M. Stephenson a décrit le registre fédéral proposé comme étant essentiellement rien de plus qu'un annuaire téléphonique qui ne sera utile aux enquêteurs que si les coupables laissent leur portefeuille sur les lieux du crime. La description de M. Stephenson peut sembler un peu exagérée. Le projet de loi prévoit que le délinquant doit fournir des renseignements comme «sa taille, son poids et la description de ses marques physiques distinctives». Ces renseignements sont versés dans la banque de données du Centre d'information de la police canadienne, et ils comprennent les empreintes du délinquant, mais il n'y a pas d'exigence concernant l'inclusion d'une photographie.

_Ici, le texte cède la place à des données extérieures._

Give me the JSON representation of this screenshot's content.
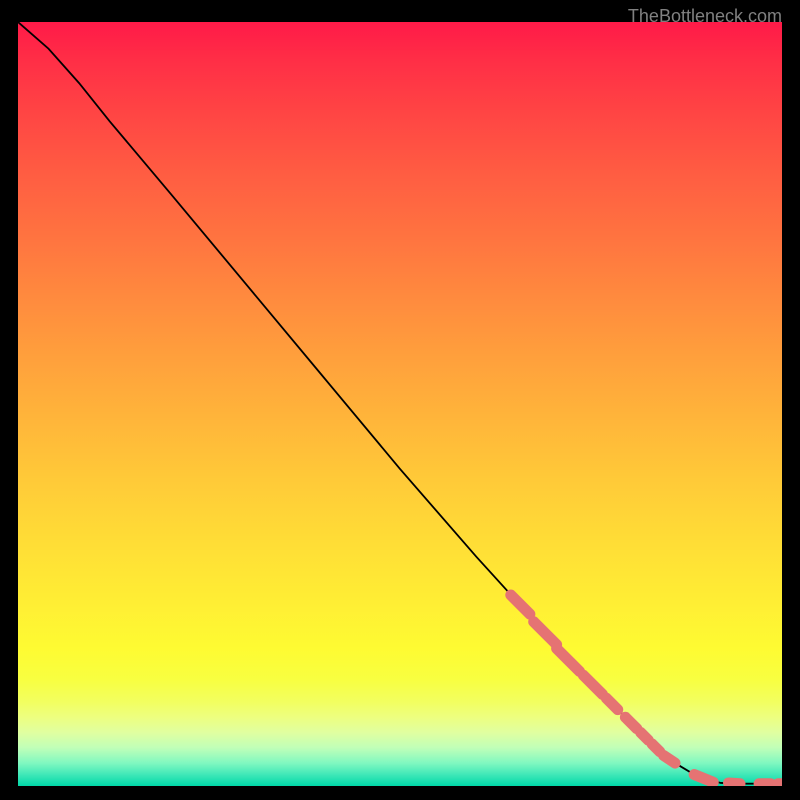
{
  "watermark": "TheBottleneck.com",
  "chart_data": {
    "type": "line",
    "title": "",
    "xlabel": "",
    "ylabel": "",
    "xlim": [
      0,
      100
    ],
    "ylim": [
      0,
      100
    ],
    "curve": [
      {
        "x": 0,
        "y": 100
      },
      {
        "x": 4,
        "y": 96.5
      },
      {
        "x": 8,
        "y": 92
      },
      {
        "x": 12,
        "y": 87
      },
      {
        "x": 20,
        "y": 77.5
      },
      {
        "x": 30,
        "y": 65.5
      },
      {
        "x": 40,
        "y": 53.5
      },
      {
        "x": 50,
        "y": 41.5
      },
      {
        "x": 60,
        "y": 30
      },
      {
        "x": 65,
        "y": 24.5
      },
      {
        "x": 70,
        "y": 19
      },
      {
        "x": 75,
        "y": 13.5
      },
      {
        "x": 80,
        "y": 8.5
      },
      {
        "x": 83,
        "y": 5.5
      },
      {
        "x": 86,
        "y": 3
      },
      {
        "x": 89,
        "y": 1.2
      },
      {
        "x": 92,
        "y": 0.4
      },
      {
        "x": 95,
        "y": 0.3
      },
      {
        "x": 98,
        "y": 0.3
      },
      {
        "x": 100,
        "y": 0.3
      }
    ],
    "marker_segments": [
      {
        "x1": 64.5,
        "y1": 25,
        "x2": 67,
        "y2": 22.5
      },
      {
        "x1": 67.5,
        "y1": 21.5,
        "x2": 70.5,
        "y2": 18.5
      },
      {
        "x1": 70.5,
        "y1": 18,
        "x2": 73.5,
        "y2": 15
      },
      {
        "x1": 74,
        "y1": 14.5,
        "x2": 76.5,
        "y2": 12
      },
      {
        "x1": 77,
        "y1": 11.5,
        "x2": 78.5,
        "y2": 10
      },
      {
        "x1": 79.5,
        "y1": 9,
        "x2": 81,
        "y2": 7.5
      },
      {
        "x1": 81.5,
        "y1": 7,
        "x2": 82.5,
        "y2": 6
      },
      {
        "x1": 83,
        "y1": 5.5,
        "x2": 84,
        "y2": 4.5
      },
      {
        "x1": 84.5,
        "y1": 4,
        "x2": 86,
        "y2": 3
      },
      {
        "x1": 88.5,
        "y1": 1.5,
        "x2": 91,
        "y2": 0.5
      },
      {
        "x1": 93,
        "y1": 0.4,
        "x2": 94.5,
        "y2": 0.3
      },
      {
        "x1": 97,
        "y1": 0.3,
        "x2": 98.5,
        "y2": 0.3
      },
      {
        "x1": 99.5,
        "y1": 0.3,
        "x2": 100,
        "y2": 0.3
      }
    ]
  }
}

Le projet de loi adopté à l'autre endroit accorde en fait une certaine latitude à la personne qui recueille les renseignements — et j'attire votre attention là-dessus: «le préposé peut en outre consigner toute caractéristique apparente permettant de l'identifier, dont la couleur de ses yeux et des cheveux, et lui demander de se soumettre à une séance de photographie.» C'est à sa discrétion. Je suis d'avis, honorables sénateurs, que ces renseignements devraient toujours être recueillis et ne pas être laissés à la discrétion du préposé.

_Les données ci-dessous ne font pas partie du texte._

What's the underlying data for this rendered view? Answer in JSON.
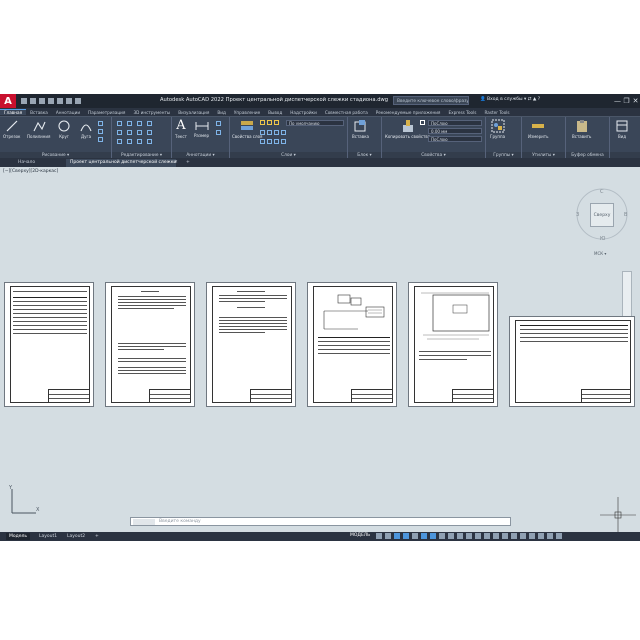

Honorables sénateurs, les préoccupations de M. Stephenson ne peuvent être rejetées du revers de la main et doivent être examinées. J'espère donc qu'il sera invité à comparaître comme témoin. Je comprends en outre les difficultés que pose de projet de loi en ce qui concerne les libertés civiles, et que des négociations ont dû être tenues avec les provinces. Je sais aussi que le comité des Communes a entendu de nombreux témoins pour et contre, dont certains s'opposaient carrément à l'idée d'un registre. La John Howard Society a mis en doute pour sa part l'efficacité, l'exactitude et le coût du registre de délinquants sexuels. Le gouvernement a dit craindre que la mesure n'entraîne des contestations judiciaires pour des motifs constitutionnels ou d'application régulière de la loi.

Honorables sénateurs, ce projet de loi controversé soulève de nombreuses questions que nous devrons examiner. Je vais en souligner quelques-unes. Il semble n'y avoir guère d'excuses pour ne pas avoir inclus les photographies comme pièces allant de soi. La latitude accordée aux préposés dans le projet de loi me semble très bizarre, et j'ai hâte d'entendre la justification des intéressés à cet égard.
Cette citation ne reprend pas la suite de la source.